But inspiration can never remain the same. Between Fender’s Hypersonic Missiles (2019) and this year’s album, he has moved away from North Shields – the anchor/kite/bone marrow of his earlier work – entered his 3rd decade, been on world tours, performed at Glastonbury, even opened for ‘The Boss’ himself. It is only fair that his music progresses, moves, fluctuates with him; as listeners, we can mourn the change, but shouldn’t ultimately resent it.
And People Watching isn’t an entire disappointment. The gentler tone is not unsuccessful; ‘Rein Me In’ has a deliciously Western, cowboy flavour, and somehow manages to rhyme ‘bliss’ and ‘tinnitus’ with complete conviction. ‘Nostalgia’s Lie’, too, is subtly affecting. Elegiac and reminiscent, it is also aware of the rose-tinted, endlessly summery way we look back on the past – particularly fitting for students, especially those of us in our final year. ‘Remember my Name’ – in touching reference to his grandparents – is a very persuasive argument for brass bands, and ‘TV Dinner’, I would argue, stands on its own: an entirely compelling listen and absolutely one of his best, from any album.
It is startlingly different to the rest of People Watching, and definitely ‘Starburster’ – adjacent with its slippery chromaticism; it is also magnificent, kind of smoldering and metallic, with persuasive strength in the chorus and a “proper” guitar solo towards the end.
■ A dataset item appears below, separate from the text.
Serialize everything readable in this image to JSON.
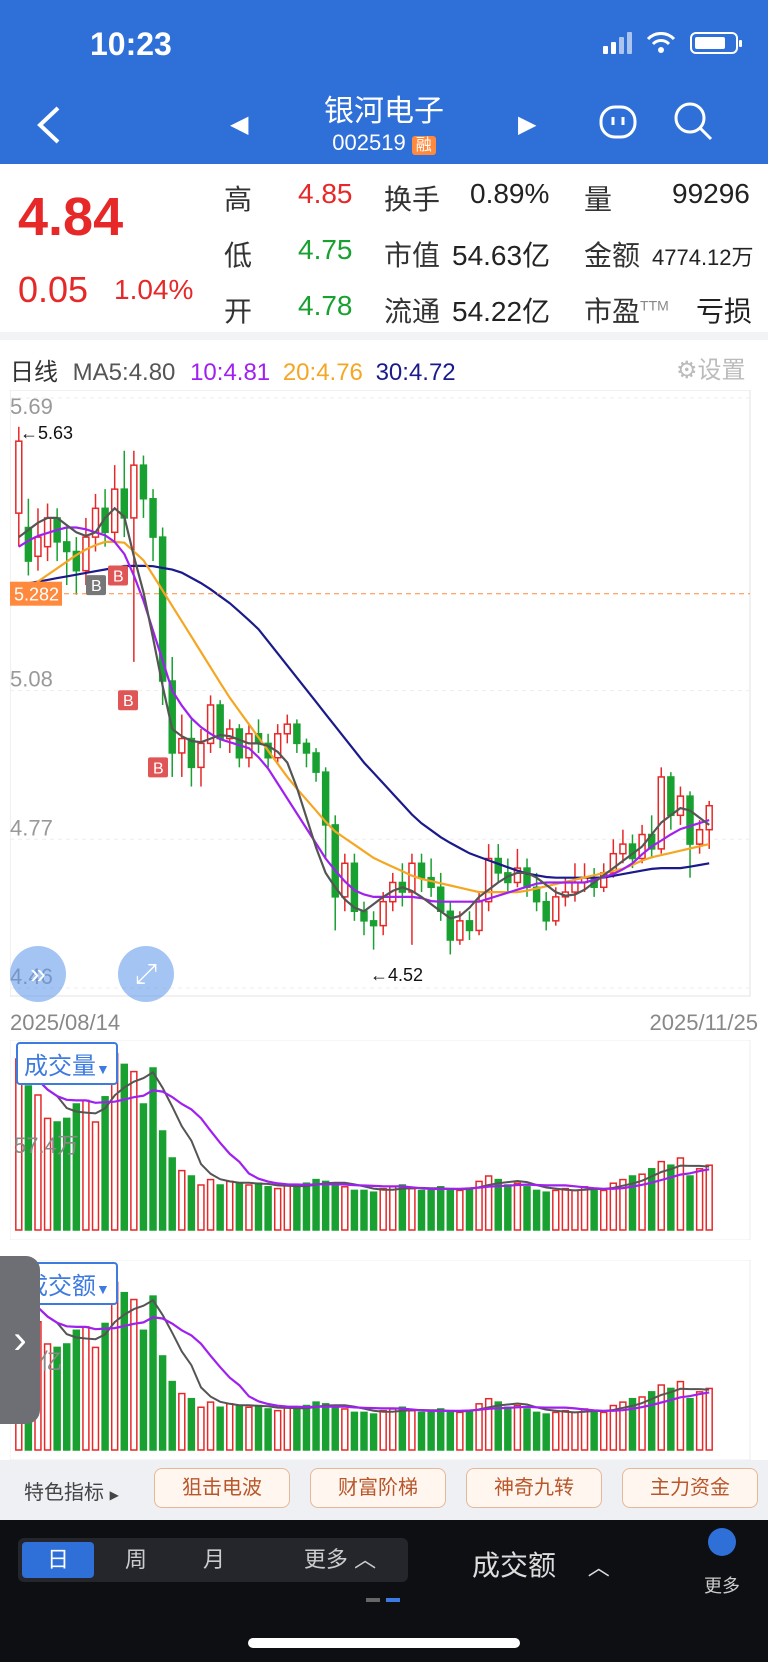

Easily on a level with any of his other heavyweights like ‘Play God’ or ‘Aye’, ‘TV Dinner’ is even more poetic, more grown up, more cutting, with sophisticated lyrical layers like ‘the constant spin, the merry-go Round/house-kick into the face,’ (which sounds better if you listen to it!). It feels like a glimpse of the passion of Fender’s early sound, with the control and finesse of a third-album-artist; it feels almost like it could be the prototype sound for a fourth album.
And this is where I stand, now my rage has abated, with People Watching. As an album, it seems to signify a loss of power, of passion and outrage; but, in the quietness, there has emerged a sense of aging, growing wiser, maybe more at peace – and of greater, other, sounds still to come.
And it really does grow on you over the course of a few sunny months: the perfect soundtrack for a long, heady summer.